Кира оживала задолго до весеннего тепла, строила планы, сбрасывала с себя тяжелый, слежавшийся тулуп зимы. Зачем он ей теперь? Теперь можно пить терпкий коктейль из ожиданий, перспектив, встреч, случайных знакомств и предсказуемых романов. Она молода, обеспечена, хороша с собой и уверена в будущем. Конечно, оно будет связано с отцовской компанией и этим тесным, змеиным клубком модельных интриг, который был ей знаком и привычен. К получению диплома родители сделали наследнице царский подарок. Отец, скрепя сердце, согласился, что барышня уже достаточно повзрослела, чтобы жить отдельно:
-Ищи квартиру сама. Такую, чтобы сразу стала домом.
Добродецкая к напутствию отца отнеслась со всей серьезностью и довольно долго присматривалась к различным вариантам, пока дело не решил случай. Ее добрый приятель Дима Краснов занимался дизайном интерьера, и все время отирался на авторских вернисажах, измайловских ярмарках и блошиных рынках. Там-то он и познакомился с одинокой старушкой, бывшей солисткой Кишиневской оперы. Заинтересовавшись, он быстро вытряс из бабушки пару занятных историй с участием известных в прошлом политиков, приглашение зайти на чай и, на закуску, заветное желание избавиться от «паркетов проклятущих, не наплатишься за метры, пенсия-то – крохи!» Проклятущие паркеты оказались наборными полами из черного дерева неподалеку от Бульварного кольца, в уютной трехкомнатной квартире. Кира влюбилась в нее с первого взгляда. Сталинский дом, эркер в гостиной, трехметровые потолки. Они ударили по рукам, и старушка отправилась в ближайшее Подмосковье, став обладательницей обычного деревенского домика со статусным названием таун-хауз, а Добродецкая погрузилась в упоительно-свободную жизнь.
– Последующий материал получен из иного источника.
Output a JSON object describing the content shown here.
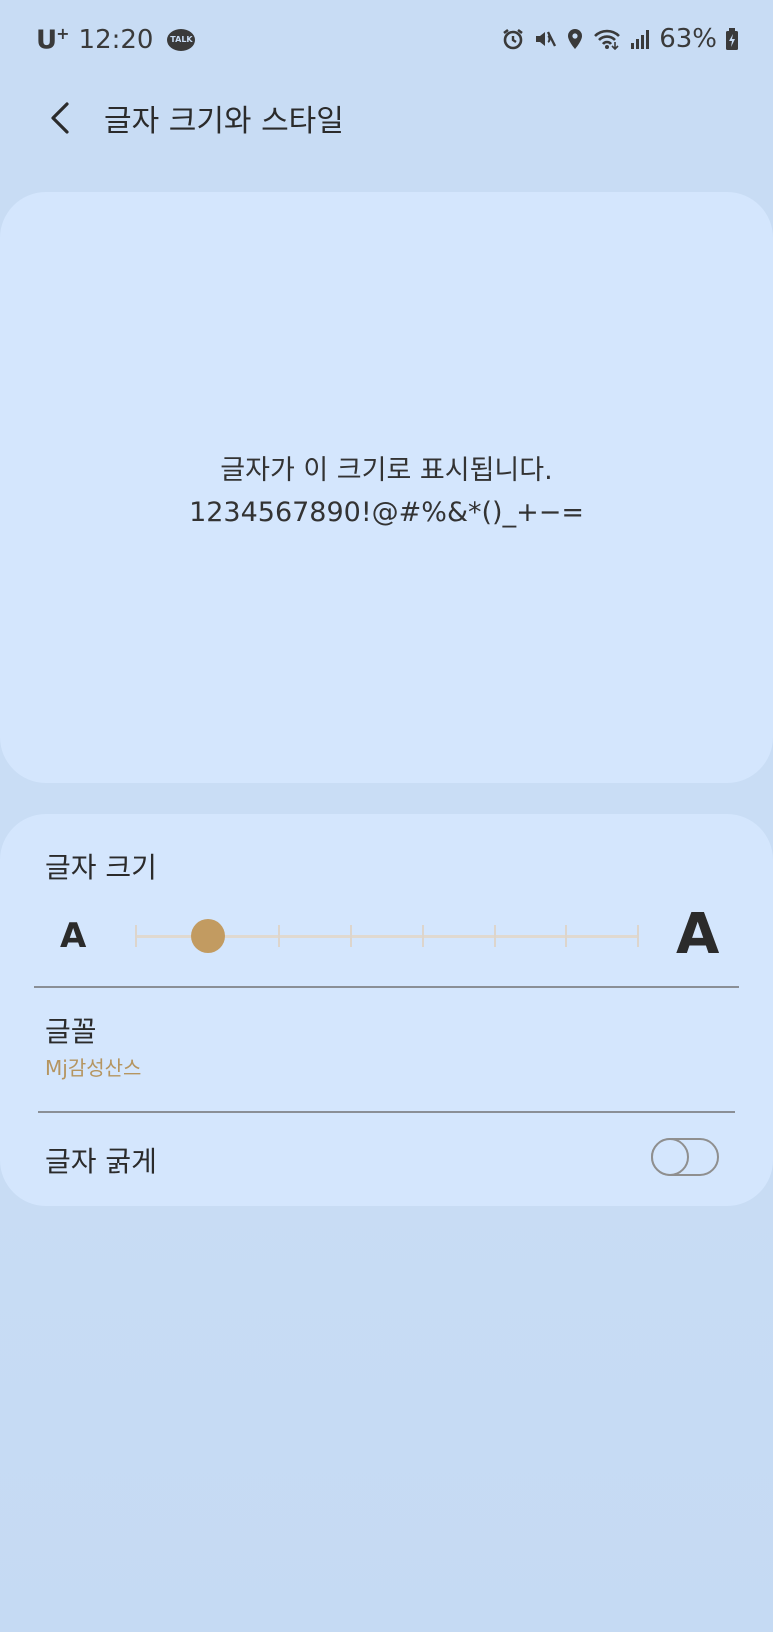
{
  "status_bar": {
    "carrier": "U",
    "carrier_plus": "+",
    "time": "12:20",
    "talk_label": "TALK",
    "battery_percent": "63%"
  },
  "header": {
    "title": "글자 크기와 스타일"
  },
  "preview": {
    "line1": "글자가 이 크기로 표시됩니다.",
    "line2": "1234567890!@#%&*()_+−="
  },
  "font_size": {
    "label": "글자 크기",
    "small_glyph": "A",
    "large_glyph": "A",
    "level": 2,
    "levels": 8
  },
  "font": {
    "label": "글꼴",
    "value": "Mj감성산스"
  },
  "bold_text": {
    "label": "글자 굵게",
    "enabled": false
  },
  "colors": {
    "accent": "#c29b61",
    "card_background": "#d4e6fd",
    "page_background": "#c8dcf4"
  }
}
Отмыла до блеска театральную люстру в гостиной, выкрасила стены в веселые сливочные цвета, а в кладовке, в которой старушка прежде хранила соленые огурцы в пузатых банках и старые нафталиновые пальто, оборудовала гардеробную, с удовольствием отметив, что теперь ее туфли, наконец-то, заняли подобающе уютные полочки.
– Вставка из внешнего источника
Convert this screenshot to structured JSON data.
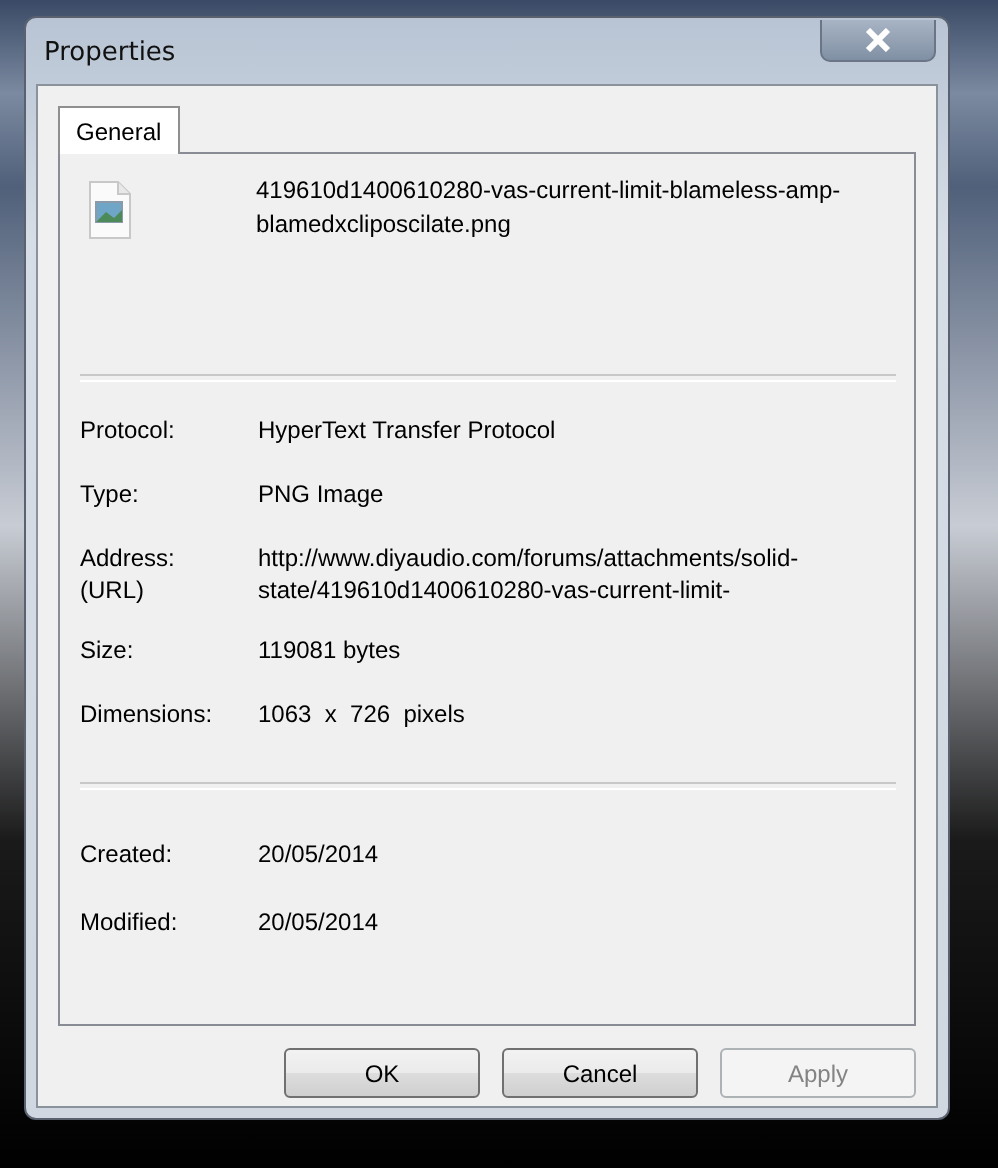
{
  "window": {
    "title": "Properties"
  },
  "tabs": [
    {
      "label": "General",
      "selected": true
    }
  ],
  "file_name": "419610d1400610280-vas-current-limit-blameless-amp-blamedxcliposcilate.png",
  "sections": [
    [
      {
        "label": "Protocol:",
        "value": "HyperText Transfer Protocol"
      },
      {
        "label": "Type:",
        "value": "PNG Image"
      },
      {
        "label": "Address:\n(URL)",
        "value": "http://www.diyaudio.com/forums/attachments/solid-state/419610d1400610280-vas-current-limit-"
      },
      {
        "label": "Size:",
        "value": "119081 bytes"
      },
      {
        "label": "Dimensions:",
        "value": "1063  x  726  pixels"
      }
    ],
    [
      {
        "label": "Created:",
        "value": "20/05/2014"
      },
      {
        "label": "Modified:",
        "value": "20/05/2014"
      }
    ]
  ],
  "buttons": [
    {
      "label": "OK",
      "disabled": false
    },
    {
      "label": "Cancel",
      "disabled": false
    },
    {
      "label": "Apply",
      "disabled": true
    }
  ]
}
Под предлогом дружеской помощи Димка переселился к ней и итогом разъяренных споров стала светлая гостиная с обязательным креслом-качалкой у окна и широченным красным диваном, заваленным крохотными думками. Диван притащил школьный еще друг и по совместительству профессиональный боксер, и Кира всерьез подозревала, что размер ложа тот выбирал с тайной надеждой гостить у нее почаще и иметь возможность не готовить дома.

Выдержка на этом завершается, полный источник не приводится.